Paranormal/suspense novelist Mike Duran is concerned concerned that some Christians want to ban zombies. Worse, Duran suggests, some Christians would wrongfully tie a chain of theology around the ankle of speculative stories before they can even make it out the gate.
Forcing fiction to neatly fit your theology is a losing proposition… at least, if creative storytelling is your aim.
I have long argued that one of the inherent problems with Christian speculative fiction is that Christian spec-fic, by its very nature, cannot be speculative enough. We impose overly strict theological expectations on our fiction.
Such as the paranormal novelist’s take on our Friday feature “How Then Can It Be Christian?” by James Somers.
On Friday the Fallen author cited The Shack‘s anti-Biblical conception of God’s nature.
God is viewed as being completely different in nature than we find him in the pages of scripture. He is viewed as not caring about a person’s sin, or being concerned with judgment–all of which are heretical views.
He goes on to say:
Likewise, we should never present a view of the world that contradicts God’s Word. Should we fill our pages with characters who believe that evolution is truth and there is no Creator God? […]
Rebecca LuElla Miller’s balanced interaction was on Monday. She noted:
[…] Spurred by Mike’s thinking, I have long argued against both of his conclusions (which he also stated in posts such as “Can Christian Theology And Speculative Fiction Coexist?”): 1) that a Biblical framework must by definition limit our imagination (and in this stance, I’m also disagreeing with James Somer’s position regarding what specifically falls into the category of misrepresenting the way the Bible shows our world), and 2) that Christians ought not “impose overtly strict theological expectations on our fiction.”
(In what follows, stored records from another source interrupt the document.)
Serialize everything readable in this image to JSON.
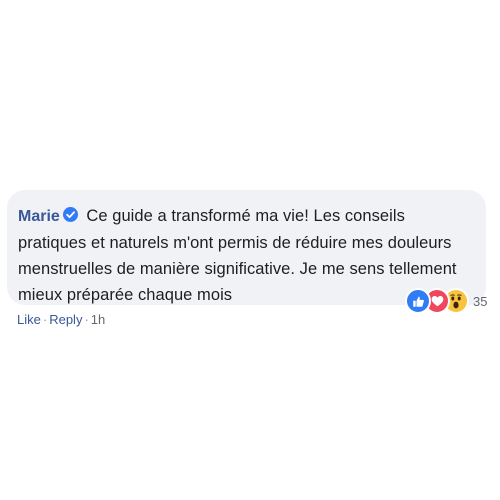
{
  "comment": {
    "author": "Marie",
    "text": "Ce guide a transformé ma vie! Les conseils pratiques et naturels m'ont permis de réduire mes douleurs menstruelles de manière significative. Je me sens tellement mieux préparée chaque mois"
  },
  "reactions": {
    "icons": [
      "like-icon",
      "love-icon",
      "wow-icon"
    ],
    "count": "35"
  },
  "actions": {
    "like_label": "Like",
    "separator": "·",
    "reply_label": "Reply",
    "time": "1h"
  },
  "colors": {
    "author": "#385898",
    "bubble": "#f1f2f6",
    "verified": "#2f7cf6",
    "like": "#2f7cf6",
    "love": "#f0475f",
    "wow": "#f9c33c"
  }
}
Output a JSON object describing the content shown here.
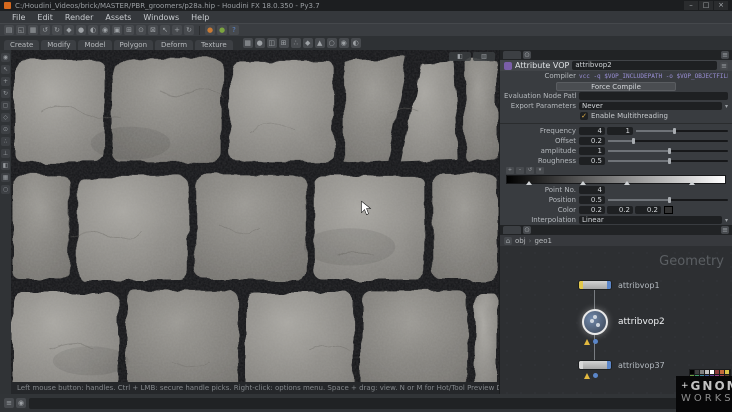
{
  "window": {
    "title": "C:/Houdini_Videos/brick/MASTER/PBR_groomers/p28a.hip - Houdini FX 18.0.350 - Py3.7",
    "controls": [
      "–",
      "□",
      "×"
    ]
  },
  "menubar": {
    "items": [
      "File",
      "Edit",
      "Render",
      "Assets",
      "Windows",
      "Help"
    ]
  },
  "toolbar": {
    "icons": [
      {
        "name": "new-scene-icon",
        "glyph": "▤"
      },
      {
        "name": "open-scene-icon",
        "glyph": "◱"
      },
      {
        "name": "save-scene-icon",
        "glyph": "▦"
      },
      {
        "name": "undo-icon",
        "glyph": "↺"
      },
      {
        "name": "redo-icon",
        "glyph": "↻"
      },
      {
        "name": "objects-mode-icon",
        "glyph": "◆"
      },
      {
        "name": "geometry-mode-icon",
        "glyph": "●"
      },
      {
        "name": "dynamics-mode-icon",
        "glyph": "◐"
      },
      {
        "name": "materials-icon",
        "glyph": "◉"
      },
      {
        "name": "render-view-icon",
        "glyph": "▣"
      },
      {
        "name": "snap-grid-icon",
        "glyph": "⊞"
      },
      {
        "name": "snap-point-icon",
        "glyph": "⊙"
      },
      {
        "name": "ortho-toggle-icon",
        "glyph": "⊠"
      },
      {
        "name": "select-mode-icon",
        "glyph": "↖"
      },
      {
        "name": "move-mode-icon",
        "glyph": "+"
      },
      {
        "name": "rotate-mode-icon",
        "glyph": "↻"
      }
    ],
    "accent_icons": [
      {
        "name": "render-task-icon",
        "glyph": "●",
        "color": "#c97b35"
      },
      {
        "name": "hqueue-icon",
        "glyph": "●",
        "color": "#7ba43f"
      },
      {
        "name": "help-icon",
        "glyph": "?",
        "color": "#5b86c9"
      }
    ]
  },
  "shelf": {
    "tabs": [
      "Create",
      "Modify",
      "Model",
      "Polygon",
      "Deform",
      "Texture"
    ],
    "tools": [
      {
        "name": "box-tool-icon",
        "glyph": "▦"
      },
      {
        "name": "sphere-tool-icon",
        "glyph": "●"
      },
      {
        "name": "tube-tool-icon",
        "glyph": "◫"
      },
      {
        "name": "grid-tool-icon",
        "glyph": "⊞"
      },
      {
        "name": "curve-tool-icon",
        "glyph": "∴"
      },
      {
        "name": "platonic-tool-icon",
        "glyph": "◆"
      },
      {
        "name": "lsystem-tool-icon",
        "glyph": "▲"
      },
      {
        "name": "null-tool-icon",
        "glyph": "○"
      },
      {
        "name": "light-tool-icon",
        "glyph": "◉"
      },
      {
        "name": "camera-tool-icon",
        "glyph": "◐"
      }
    ]
  },
  "left_toolbar": {
    "icons": [
      {
        "name": "view-tool-icon",
        "glyph": "◉"
      },
      {
        "name": "select-tool-icon",
        "glyph": "↖"
      },
      {
        "name": "translate-tool-icon",
        "glyph": "+"
      },
      {
        "name": "rotate-tool-icon",
        "glyph": "↻"
      },
      {
        "name": "scale-tool-icon",
        "glyph": "▢"
      },
      {
        "name": "handles-tool-icon",
        "glyph": "◇"
      },
      {
        "name": "snap-toggle-icon",
        "glyph": "⊙"
      },
      {
        "name": "display-points-icon",
        "glyph": "∴"
      },
      {
        "name": "display-normals-icon",
        "glyph": "⊥"
      },
      {
        "name": "shaded-display-icon",
        "glyph": "◧"
      },
      {
        "name": "wireframe-display-icon",
        "glyph": "▦"
      },
      {
        "name": "lights-display-icon",
        "glyph": "○"
      }
    ]
  },
  "viewport": {
    "hint": "Left mouse button: handles.  Ctrl + LMB: secure handle picks.  Right-click: options menu.  Space + drag: view.  N or M for Hot/Tool Preview Destination."
  },
  "params": {
    "node_type": "Attribute VOP",
    "node_name": "attribvop2",
    "compiler_label": "Compiler",
    "compiler_value": "vcc -q $VOP_INCLUDEPATH -o $VOP_OBJECTFILE -e $VOP_ERRORFILE $VOP_SOURCEFILE",
    "force_compile_label": "Force Compile",
    "eval_node_path_label": "Evaluation Node Path",
    "eval_node_path_value": "",
    "export_params_label": "Export Parameters",
    "export_params_value": "Never",
    "multithread_label": "Enable Multithreading",
    "fields": {
      "frequency": {
        "label": "Frequency",
        "values": [
          "4",
          "1"
        ]
      },
      "offset": {
        "label": "Offset",
        "values": [
          "0.2"
        ]
      },
      "amplitude": {
        "label": "amplitude",
        "values": [
          "1"
        ]
      },
      "roughness": {
        "label": "Roughness",
        "values": [
          "0.5"
        ]
      }
    },
    "ramp": {
      "point_label": "Point No.",
      "point_value": "4",
      "position_label": "Position",
      "position_value": "0.5",
      "color_label": "Color",
      "color_values": [
        "0.2",
        "0.2",
        "0.2"
      ],
      "interp_label": "Interpolation",
      "interp_value": "Linear"
    }
  },
  "network": {
    "context_label": "Geometry",
    "breadcrumb": [
      "obj",
      "geo1"
    ],
    "nodes": [
      {
        "name": "attribvop1"
      },
      {
        "name": "attribvop2"
      },
      {
        "name": "attribvop37"
      }
    ]
  },
  "palette": {
    "colors": [
      "#000000",
      "#404040",
      "#808080",
      "#bfbfbf",
      "#ffffff",
      "#8c3b3b",
      "#c46a3a",
      "#d8c24a",
      "#6a9e3f",
      "#3f9e6a",
      "#3f8c9e",
      "#3f5a9e",
      "#6a3f9e",
      "#9e3f8c",
      "#9e3f52",
      "#5a3f28",
      "#d98c8c",
      "#d9b38c",
      "#d9d98c",
      "#8cd98c",
      "#8cd9d9",
      "#8ca6d9",
      "#b38cd9",
      "#d98cc6",
      "#f2d5a0",
      "#a0b8f2",
      "#c9f2a0",
      "#f2a0a0",
      "#a0f2e0",
      "#e0a0f2",
      "#f2f2f2",
      "#1a1a1a"
    ]
  },
  "watermark": {
    "plus": "+",
    "line1": "GNOMON",
    "line2": "WORKSHOP"
  },
  "statusbar": {
    "left_icons": [
      {
        "name": "message-log-icon",
        "glyph": "≡"
      },
      {
        "name": "status-info-icon",
        "glyph": "◉"
      }
    ],
    "right_icons": [
      {
        "name": "layout-single-icon",
        "glyph": "▣"
      },
      {
        "name": "layout-split-icon",
        "glyph": "◫"
      },
      {
        "name": "cache-manager-icon",
        "glyph": "▦"
      }
    ]
  }
}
In speculative stories, Christians must not confuse God’s nature with God’s real world.
I wonder if authors Somers and Duran may have both accidentally slipped on rolling apples and compared them to oranges:
- Showing the real world’s nature differently in a story is fine.
- Showing God’s nature differently in a story is wrong (and it makes for a poorer story).
In general I’m not bothered by Somers’ statement (“we should never present a view of the world that contradicts God’s Word”). Yes, someone may say, “Stories shouldn’t contradict the Bible,” and may truly mean that speculative stories must be banned or constricted because they change the nature of the world. But others simply mean, “Christian stories shouldn’t contradict the nature of God, including His holiness, love, omni-everything power, and plan of saving grace from evil.”
That’s the point of my comment here. And I do claim this is the Biblical view based on one very prime Example.
Eh, I’m not worried about this either way.
If someone says a story’s theology should not contradict God’s Word, I chalk that up to him/her striving to be faithful to our personal Savior. [Otherwise] any fiction could be said to “be contradictory to God’s Word” because God’s Word describes reality, which fiction isn’t, no matter how contemporary.
What I think such folks are actually trying to say is that a work of fiction, by a Christian, should not end up tweaking God’s Nature or salvation.
You can invent a world in which down is up or water is dry. But do not, as a Christian, invent a world in which if God exists (e.g. if the story touches on this) then He is evil, or else non-omnipotent, cruel, ignorant, etc.
Ergo: ghosts are allowed [as in Duran’s debut novel The Resurrection]. A cruel spiteful or stupid God is not.
Source: Jesus Christ Himself. He told stories in which God is often absent. Or if He is absent, He is seen acting in what is arguably Christ’s work of fiction — e.g. the boastful rich man of Luke 12. But four chapters later comes what is perhaps the great Storyteller’s most fanciful-sounding tale, of another rich man who dies, enters Sheoul, and is yet somehow able to converse with Abraham across the divide with the “good side” of the grave. Jesus here changes the “rules” of the real world. And yet God’s nature remains intact.
Someday I’ll work on this idea more, originally suggested in this 2012 column.
No matter how other a world is, the God of that world must always be the same.
You can make up a world called htra’E, or Narnia, or a parallel Earth in which children live before coming to Narnia, or Middle-earth, or even the parallel Earth of Harry Potter.
But if God will be at all involved in that world, He must be like the true God.
Otherwise, we horribly break His rules. Otherwise, we present another, and false, Jesus.